Di fronte a questo scenario, a partire dal 10 giugno 2024 lo spread tra l’OAT a 10 anni e il Bund tedesco si è ampliato, superando gli 80 punti base il 14 dello stesso mese, dai circa 50 di partenza.
Nonostante le acque si siano parzialmente calmate, con lo spread oscillante tra quota 60 e 70, l’incertezza legata alla futura coalizione di governo e alle politiche che questa implementerà mantiene la Francia al centro dell’attenzione dei mercati.
Il timore, tuttavia, non è legato solamente alla Francia, ma interessa l’intera eurozona: negli anni della pandemia i paesi europei hanno impiegato ingenti risorse per sostenere le proprie economie, una mossa che, se da un lato ha permesso la ripresa post-pandemica, dall’altro ha generato un rilevante aumento del rapporto debito/pil.

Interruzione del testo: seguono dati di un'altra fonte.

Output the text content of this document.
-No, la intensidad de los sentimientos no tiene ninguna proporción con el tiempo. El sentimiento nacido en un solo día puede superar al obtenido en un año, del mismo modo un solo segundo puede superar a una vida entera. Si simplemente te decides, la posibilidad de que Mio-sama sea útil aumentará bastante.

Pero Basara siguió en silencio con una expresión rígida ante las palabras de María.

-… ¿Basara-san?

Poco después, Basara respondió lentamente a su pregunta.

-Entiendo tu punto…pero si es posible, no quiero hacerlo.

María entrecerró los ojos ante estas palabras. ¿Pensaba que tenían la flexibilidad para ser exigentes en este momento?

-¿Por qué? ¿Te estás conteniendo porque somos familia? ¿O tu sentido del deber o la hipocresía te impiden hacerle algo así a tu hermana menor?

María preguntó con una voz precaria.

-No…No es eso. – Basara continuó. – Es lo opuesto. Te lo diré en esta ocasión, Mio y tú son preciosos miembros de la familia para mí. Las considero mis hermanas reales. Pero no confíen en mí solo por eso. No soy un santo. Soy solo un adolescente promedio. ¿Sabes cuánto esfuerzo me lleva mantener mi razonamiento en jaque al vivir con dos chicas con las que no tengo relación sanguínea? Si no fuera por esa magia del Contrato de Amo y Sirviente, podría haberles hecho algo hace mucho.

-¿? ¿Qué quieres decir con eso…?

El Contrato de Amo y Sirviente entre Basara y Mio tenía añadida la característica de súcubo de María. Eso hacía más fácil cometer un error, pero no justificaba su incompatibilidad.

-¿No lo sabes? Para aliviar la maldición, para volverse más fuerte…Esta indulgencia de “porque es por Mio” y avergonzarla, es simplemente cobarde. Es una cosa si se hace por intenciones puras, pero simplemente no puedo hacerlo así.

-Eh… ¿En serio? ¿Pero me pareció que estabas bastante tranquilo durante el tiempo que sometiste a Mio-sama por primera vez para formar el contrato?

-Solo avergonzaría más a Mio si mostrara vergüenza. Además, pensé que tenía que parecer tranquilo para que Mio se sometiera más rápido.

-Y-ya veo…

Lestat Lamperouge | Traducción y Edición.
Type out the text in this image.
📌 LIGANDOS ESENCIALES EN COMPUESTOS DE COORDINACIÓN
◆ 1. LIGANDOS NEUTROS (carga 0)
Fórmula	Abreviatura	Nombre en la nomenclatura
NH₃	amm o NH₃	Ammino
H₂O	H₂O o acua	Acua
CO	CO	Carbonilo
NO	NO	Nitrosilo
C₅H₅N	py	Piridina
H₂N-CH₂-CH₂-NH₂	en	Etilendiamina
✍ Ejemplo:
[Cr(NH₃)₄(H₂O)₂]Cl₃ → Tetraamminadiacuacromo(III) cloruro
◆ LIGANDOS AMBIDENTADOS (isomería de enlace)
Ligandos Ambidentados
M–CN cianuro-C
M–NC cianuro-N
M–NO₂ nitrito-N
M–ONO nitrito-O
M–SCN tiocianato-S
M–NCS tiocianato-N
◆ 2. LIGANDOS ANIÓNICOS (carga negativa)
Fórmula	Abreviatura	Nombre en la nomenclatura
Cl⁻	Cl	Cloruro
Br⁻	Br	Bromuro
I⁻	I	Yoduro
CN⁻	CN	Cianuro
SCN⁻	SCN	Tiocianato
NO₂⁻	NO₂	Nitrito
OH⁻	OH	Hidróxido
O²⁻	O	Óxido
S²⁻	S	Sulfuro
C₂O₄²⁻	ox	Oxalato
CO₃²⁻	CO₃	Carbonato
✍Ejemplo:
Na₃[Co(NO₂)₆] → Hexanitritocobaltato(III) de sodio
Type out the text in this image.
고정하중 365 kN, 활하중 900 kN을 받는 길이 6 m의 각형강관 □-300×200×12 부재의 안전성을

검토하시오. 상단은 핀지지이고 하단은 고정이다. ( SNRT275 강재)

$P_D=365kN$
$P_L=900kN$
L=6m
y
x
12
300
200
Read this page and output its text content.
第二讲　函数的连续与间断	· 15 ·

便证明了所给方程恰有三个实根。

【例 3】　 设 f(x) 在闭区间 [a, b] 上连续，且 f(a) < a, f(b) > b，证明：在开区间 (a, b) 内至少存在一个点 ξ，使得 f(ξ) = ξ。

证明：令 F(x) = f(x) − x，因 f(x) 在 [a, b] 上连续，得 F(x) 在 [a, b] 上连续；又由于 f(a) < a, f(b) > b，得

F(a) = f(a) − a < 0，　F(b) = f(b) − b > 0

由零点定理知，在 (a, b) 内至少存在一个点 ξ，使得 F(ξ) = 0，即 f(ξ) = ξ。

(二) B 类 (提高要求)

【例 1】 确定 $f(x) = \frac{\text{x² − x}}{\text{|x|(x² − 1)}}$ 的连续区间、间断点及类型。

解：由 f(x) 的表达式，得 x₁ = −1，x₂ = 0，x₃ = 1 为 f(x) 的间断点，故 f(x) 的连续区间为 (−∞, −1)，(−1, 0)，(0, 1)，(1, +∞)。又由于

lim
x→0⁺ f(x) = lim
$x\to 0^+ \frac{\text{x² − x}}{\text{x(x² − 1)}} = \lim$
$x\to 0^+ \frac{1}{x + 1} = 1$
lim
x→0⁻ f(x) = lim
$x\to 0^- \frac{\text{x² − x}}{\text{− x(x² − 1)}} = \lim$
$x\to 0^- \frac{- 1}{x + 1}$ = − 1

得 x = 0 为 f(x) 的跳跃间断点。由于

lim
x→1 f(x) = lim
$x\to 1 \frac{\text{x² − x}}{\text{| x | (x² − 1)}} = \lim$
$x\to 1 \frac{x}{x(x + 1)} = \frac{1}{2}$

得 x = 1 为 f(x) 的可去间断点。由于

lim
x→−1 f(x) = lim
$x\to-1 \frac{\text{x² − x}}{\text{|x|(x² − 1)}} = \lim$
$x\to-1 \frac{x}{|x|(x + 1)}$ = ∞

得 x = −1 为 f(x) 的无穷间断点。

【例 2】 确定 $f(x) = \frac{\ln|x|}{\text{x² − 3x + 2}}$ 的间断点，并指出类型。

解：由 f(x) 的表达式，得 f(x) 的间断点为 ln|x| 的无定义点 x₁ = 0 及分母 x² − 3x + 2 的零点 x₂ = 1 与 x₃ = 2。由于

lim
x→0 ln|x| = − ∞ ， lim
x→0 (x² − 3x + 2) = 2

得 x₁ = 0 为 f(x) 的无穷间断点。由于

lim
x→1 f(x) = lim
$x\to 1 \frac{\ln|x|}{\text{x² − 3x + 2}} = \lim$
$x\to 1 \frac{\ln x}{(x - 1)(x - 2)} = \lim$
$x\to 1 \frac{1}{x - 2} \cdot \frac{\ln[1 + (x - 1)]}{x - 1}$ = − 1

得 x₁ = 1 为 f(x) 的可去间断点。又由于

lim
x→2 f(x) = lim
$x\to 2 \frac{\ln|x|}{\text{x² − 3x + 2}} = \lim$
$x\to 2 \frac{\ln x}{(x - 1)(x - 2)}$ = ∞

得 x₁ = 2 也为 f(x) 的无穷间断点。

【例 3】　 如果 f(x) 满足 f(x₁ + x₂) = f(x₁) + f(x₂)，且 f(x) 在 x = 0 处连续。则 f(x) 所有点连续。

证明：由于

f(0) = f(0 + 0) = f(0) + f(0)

Lo spettro dell’insostenibilità del debito pubblico è quindi tornato a preoccupare i mercati. Il timore è che le attuali turbolenze sul mercato del debito sovrano francese possano riverberarsi sugli spread dei paesi “periferici” dell’area euro, rendendo criticamente più costoso il servizio del debito. Con un rapporto debito/pil superiore al 130%, l’Italia appare agli occhi di molti analisti come la più probabile prima vittima di tale congiuntura.
“Il peso del debito pubblico italiano non va certamente sottovalutato. Tuttavia, non meno rilevante per una valutazione complessiva appaiono le differenze tra le congiunture dei due paesi, che hanno invero assunto traiettorie economiche diverse nel post-pandemia”, sottolinea Banca del Fucino.
Entrambe le economie, quella francese e quella italiana, hanno visto un rilevante aumento del proprio debito pubblico in termini assoluti. Diverso è stato invece l’andamento del rapporto debito/pil tra i due Paesi: dopo il picco raggiunto, per entrambe le economie, all’altezza del primo trimestre 2021, l’Italia è riuscita a ridurre il rapporto di 20,5 punti percentuali, fino al 137,7% del pil nell’ultimo trimestre del 2023; anche nel caso francese si è assistito ad una diminuzione, ma di portata molto minore, pari a 6,9 punti percentuali. In tal modo, tra il quarto trimestre 2019 e il quarto del 2023 il rapporto debito/pil italiano è aumentato di soli 3,1 punti percentuali, a fronte del +12,7 francese.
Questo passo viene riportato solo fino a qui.